Has anyone had success using the Uber Eats Earnings Forecasts, the bar graphs showing “earning trends” in each delivery area?

For me, they always show peak earnings potential between 4 pm and 8 pm, especially on weekends. I also get notifications about high demand in my Uber inbox, and there are 1.2x promotions…

But, these are usually the slowest time of the day for me… I have a steady pace of orders from about 1 pm - 4 pm, then I get almost nothing from 4 - 8 pm even waiting outside the most popular Uber Eats places, and then I start getting orders again from about 8 pm to midnight?

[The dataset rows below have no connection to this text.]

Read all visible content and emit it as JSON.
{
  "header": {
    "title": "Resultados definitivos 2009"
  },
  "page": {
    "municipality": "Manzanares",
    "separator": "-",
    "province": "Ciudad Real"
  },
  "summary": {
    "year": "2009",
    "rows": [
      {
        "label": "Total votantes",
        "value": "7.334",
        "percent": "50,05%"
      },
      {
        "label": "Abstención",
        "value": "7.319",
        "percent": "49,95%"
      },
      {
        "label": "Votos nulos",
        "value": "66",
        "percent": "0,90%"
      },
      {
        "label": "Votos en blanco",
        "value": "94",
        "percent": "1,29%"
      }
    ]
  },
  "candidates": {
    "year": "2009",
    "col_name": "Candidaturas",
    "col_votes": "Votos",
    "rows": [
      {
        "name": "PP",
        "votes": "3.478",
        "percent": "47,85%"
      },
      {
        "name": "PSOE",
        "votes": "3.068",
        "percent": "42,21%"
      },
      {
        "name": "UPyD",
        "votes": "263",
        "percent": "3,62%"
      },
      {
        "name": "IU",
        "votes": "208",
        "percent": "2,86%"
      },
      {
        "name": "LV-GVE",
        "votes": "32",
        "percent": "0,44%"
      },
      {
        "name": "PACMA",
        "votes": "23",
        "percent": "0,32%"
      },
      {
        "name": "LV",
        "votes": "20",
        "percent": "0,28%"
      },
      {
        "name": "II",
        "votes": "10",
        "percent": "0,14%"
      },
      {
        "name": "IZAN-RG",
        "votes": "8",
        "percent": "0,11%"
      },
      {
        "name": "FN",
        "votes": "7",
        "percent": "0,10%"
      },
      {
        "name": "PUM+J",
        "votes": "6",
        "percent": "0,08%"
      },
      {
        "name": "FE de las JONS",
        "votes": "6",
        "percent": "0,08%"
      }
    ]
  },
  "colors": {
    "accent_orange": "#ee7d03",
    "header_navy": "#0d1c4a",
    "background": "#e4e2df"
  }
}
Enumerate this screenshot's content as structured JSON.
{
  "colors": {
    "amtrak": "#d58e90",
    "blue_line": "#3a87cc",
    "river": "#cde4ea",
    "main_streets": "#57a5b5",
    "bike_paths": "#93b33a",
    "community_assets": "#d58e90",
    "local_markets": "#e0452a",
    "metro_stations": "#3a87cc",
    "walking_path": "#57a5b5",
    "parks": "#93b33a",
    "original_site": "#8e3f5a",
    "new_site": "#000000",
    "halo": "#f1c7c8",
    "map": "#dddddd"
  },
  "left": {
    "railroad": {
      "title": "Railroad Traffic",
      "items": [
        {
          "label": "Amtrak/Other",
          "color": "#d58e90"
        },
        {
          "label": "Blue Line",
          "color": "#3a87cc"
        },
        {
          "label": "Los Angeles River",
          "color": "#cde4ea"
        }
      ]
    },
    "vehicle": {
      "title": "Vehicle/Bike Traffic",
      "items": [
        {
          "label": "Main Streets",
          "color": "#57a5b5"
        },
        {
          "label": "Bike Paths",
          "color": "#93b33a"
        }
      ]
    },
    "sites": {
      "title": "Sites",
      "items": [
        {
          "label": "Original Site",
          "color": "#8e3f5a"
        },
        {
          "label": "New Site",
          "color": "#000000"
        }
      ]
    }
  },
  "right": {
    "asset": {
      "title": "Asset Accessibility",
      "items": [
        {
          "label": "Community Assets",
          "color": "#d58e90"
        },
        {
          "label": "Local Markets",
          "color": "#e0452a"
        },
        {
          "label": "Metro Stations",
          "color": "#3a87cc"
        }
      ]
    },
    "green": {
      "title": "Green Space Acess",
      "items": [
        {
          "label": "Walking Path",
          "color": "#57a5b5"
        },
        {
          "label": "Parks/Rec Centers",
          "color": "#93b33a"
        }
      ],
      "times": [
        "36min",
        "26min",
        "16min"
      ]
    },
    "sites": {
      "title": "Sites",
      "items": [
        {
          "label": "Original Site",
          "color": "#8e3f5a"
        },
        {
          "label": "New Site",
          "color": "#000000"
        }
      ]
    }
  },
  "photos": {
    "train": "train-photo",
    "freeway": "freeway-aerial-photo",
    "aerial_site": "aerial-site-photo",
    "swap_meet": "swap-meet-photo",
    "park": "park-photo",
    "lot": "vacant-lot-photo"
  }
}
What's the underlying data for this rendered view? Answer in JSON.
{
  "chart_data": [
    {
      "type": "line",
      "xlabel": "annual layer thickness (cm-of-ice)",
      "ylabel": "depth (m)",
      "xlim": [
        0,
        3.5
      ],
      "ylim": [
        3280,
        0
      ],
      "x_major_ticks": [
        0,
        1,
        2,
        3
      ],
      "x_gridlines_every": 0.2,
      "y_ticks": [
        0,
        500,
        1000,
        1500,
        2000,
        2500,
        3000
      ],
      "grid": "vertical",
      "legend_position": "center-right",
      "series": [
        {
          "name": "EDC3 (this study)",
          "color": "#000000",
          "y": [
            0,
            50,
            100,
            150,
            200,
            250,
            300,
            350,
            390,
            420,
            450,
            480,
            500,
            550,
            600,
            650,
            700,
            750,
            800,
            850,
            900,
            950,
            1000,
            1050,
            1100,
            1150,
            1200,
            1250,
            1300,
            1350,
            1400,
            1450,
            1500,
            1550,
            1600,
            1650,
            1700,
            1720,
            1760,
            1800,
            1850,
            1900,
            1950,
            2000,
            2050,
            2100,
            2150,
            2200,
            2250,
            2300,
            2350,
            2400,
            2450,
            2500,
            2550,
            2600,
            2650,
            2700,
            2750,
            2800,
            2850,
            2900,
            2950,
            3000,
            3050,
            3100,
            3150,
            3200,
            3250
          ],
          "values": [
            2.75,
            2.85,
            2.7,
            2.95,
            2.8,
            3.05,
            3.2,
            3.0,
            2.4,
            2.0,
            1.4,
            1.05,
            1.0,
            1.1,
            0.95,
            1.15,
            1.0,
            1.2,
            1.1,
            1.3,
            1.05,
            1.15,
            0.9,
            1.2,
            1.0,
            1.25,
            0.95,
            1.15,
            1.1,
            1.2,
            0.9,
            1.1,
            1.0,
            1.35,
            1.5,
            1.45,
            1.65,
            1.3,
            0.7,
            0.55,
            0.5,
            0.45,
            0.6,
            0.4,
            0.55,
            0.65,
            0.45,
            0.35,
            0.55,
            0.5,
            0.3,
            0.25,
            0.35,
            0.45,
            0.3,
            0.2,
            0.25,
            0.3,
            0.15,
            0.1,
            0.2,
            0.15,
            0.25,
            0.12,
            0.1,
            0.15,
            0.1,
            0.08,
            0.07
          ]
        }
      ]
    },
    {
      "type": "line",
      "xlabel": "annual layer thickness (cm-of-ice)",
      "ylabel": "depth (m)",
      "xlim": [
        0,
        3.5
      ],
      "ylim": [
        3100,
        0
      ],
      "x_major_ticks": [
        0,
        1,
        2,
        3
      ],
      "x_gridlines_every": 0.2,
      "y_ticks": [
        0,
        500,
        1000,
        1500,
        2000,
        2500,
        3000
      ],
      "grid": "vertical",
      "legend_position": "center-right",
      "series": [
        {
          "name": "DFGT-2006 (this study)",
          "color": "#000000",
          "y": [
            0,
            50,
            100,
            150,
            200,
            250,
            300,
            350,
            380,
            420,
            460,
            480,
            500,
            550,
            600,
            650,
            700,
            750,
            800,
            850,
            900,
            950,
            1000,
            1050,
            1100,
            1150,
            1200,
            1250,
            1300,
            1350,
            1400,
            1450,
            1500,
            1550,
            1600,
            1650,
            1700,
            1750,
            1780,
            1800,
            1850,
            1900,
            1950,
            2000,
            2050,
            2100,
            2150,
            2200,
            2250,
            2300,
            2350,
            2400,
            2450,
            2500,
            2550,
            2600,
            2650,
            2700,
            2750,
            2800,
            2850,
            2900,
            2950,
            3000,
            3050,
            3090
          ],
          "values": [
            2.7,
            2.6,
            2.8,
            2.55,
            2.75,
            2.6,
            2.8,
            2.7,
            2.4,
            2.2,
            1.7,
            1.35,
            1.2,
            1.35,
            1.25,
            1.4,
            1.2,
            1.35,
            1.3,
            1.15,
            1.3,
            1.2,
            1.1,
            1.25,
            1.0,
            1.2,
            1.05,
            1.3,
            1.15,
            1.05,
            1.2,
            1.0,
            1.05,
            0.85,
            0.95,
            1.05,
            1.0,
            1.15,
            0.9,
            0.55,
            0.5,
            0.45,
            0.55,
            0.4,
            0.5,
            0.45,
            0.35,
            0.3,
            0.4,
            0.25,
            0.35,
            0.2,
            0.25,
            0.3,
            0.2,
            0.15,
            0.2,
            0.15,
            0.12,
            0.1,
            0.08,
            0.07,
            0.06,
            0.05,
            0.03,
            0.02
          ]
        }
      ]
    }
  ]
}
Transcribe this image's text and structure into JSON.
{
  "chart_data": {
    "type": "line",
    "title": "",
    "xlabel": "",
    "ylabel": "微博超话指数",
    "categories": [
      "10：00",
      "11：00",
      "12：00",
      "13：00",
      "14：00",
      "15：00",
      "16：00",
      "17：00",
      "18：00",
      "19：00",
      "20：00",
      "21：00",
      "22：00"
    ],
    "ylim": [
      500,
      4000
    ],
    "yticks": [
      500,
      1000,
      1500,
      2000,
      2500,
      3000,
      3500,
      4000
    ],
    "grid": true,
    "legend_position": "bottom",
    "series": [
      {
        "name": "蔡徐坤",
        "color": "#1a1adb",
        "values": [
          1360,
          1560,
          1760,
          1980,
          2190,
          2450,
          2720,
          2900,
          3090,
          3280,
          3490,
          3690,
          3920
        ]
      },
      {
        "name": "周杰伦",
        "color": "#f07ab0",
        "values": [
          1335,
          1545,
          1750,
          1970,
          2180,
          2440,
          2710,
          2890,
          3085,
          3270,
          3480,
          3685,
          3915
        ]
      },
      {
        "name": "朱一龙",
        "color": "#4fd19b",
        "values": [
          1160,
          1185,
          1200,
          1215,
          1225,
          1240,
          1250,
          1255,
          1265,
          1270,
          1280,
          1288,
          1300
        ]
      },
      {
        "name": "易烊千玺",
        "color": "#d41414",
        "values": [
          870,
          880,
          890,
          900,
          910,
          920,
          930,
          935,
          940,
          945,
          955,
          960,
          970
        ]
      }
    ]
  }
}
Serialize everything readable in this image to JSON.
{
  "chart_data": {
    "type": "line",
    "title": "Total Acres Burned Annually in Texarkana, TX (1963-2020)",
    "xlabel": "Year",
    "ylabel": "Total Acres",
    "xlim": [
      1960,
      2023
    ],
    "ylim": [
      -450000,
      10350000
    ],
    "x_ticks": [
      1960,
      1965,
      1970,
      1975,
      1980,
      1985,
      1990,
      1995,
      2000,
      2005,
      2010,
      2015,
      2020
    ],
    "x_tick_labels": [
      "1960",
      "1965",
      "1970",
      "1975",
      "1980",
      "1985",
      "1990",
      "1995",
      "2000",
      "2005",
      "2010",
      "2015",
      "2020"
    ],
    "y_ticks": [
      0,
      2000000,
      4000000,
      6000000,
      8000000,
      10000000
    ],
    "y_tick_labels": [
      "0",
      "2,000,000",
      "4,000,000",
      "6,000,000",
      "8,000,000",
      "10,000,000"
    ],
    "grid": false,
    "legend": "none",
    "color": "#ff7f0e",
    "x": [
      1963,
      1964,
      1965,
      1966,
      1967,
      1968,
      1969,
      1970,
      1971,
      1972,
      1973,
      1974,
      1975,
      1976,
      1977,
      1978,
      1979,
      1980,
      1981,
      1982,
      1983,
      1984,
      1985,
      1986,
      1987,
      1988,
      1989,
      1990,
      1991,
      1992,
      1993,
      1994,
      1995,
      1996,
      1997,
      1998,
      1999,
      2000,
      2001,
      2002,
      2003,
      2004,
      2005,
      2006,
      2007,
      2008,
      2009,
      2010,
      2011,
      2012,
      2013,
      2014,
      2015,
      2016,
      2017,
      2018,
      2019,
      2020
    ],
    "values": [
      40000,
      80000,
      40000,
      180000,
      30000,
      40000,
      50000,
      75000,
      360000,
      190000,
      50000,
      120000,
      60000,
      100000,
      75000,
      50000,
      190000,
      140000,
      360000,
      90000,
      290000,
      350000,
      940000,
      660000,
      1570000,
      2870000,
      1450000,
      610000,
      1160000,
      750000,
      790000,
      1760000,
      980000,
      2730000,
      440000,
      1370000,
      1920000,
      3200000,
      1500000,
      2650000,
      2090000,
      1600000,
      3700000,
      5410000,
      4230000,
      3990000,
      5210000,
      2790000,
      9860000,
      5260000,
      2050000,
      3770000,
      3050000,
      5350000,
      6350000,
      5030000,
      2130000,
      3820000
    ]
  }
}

Do these earning forecasts not account for the number of delivery drivers working? Are these simply showing order volumes instead of potential earnings for drivers?

For me I feel like they are almost opposite… the high bars at dinner on weekends mean there are gonna be lots of drivers so the order pace is gonna slow down. I get more orders more consistently on weekdays during non-peak hours, exactly opposite of the Earnings Forecast.

I haven’t been able to find much discussion of them anywhere, and I am wondering if anyone has figured them out.

Are these Earning Forecasts or “high demand” messages useful tools for anyone?


----------



## Stevie The magic Unicorn (Apr 3, 2018)

I suspect that they are just looking at the number of orders they are getting in from customers and putting out lots of carrots to get drivers to cover the deliveries.

Baring something weird, i would expect more orders from during the 4pm to 8 pm timeframe.

I think you nailed on the head that their earnings forecasts are showing uber's total business not what drivers are making. It sounds to me like there's too many drivers online at peak hours.


----------



## ryan1986 (8 mo ago)

.


----------



## Mad_Jack_Flint (Nov 19, 2020)

The reason for the slow down is because of more drivers at those peak hours and Uber is just showing how busy they are with the hope more ants will be out there so they can deliver the food quick and cheap…


----------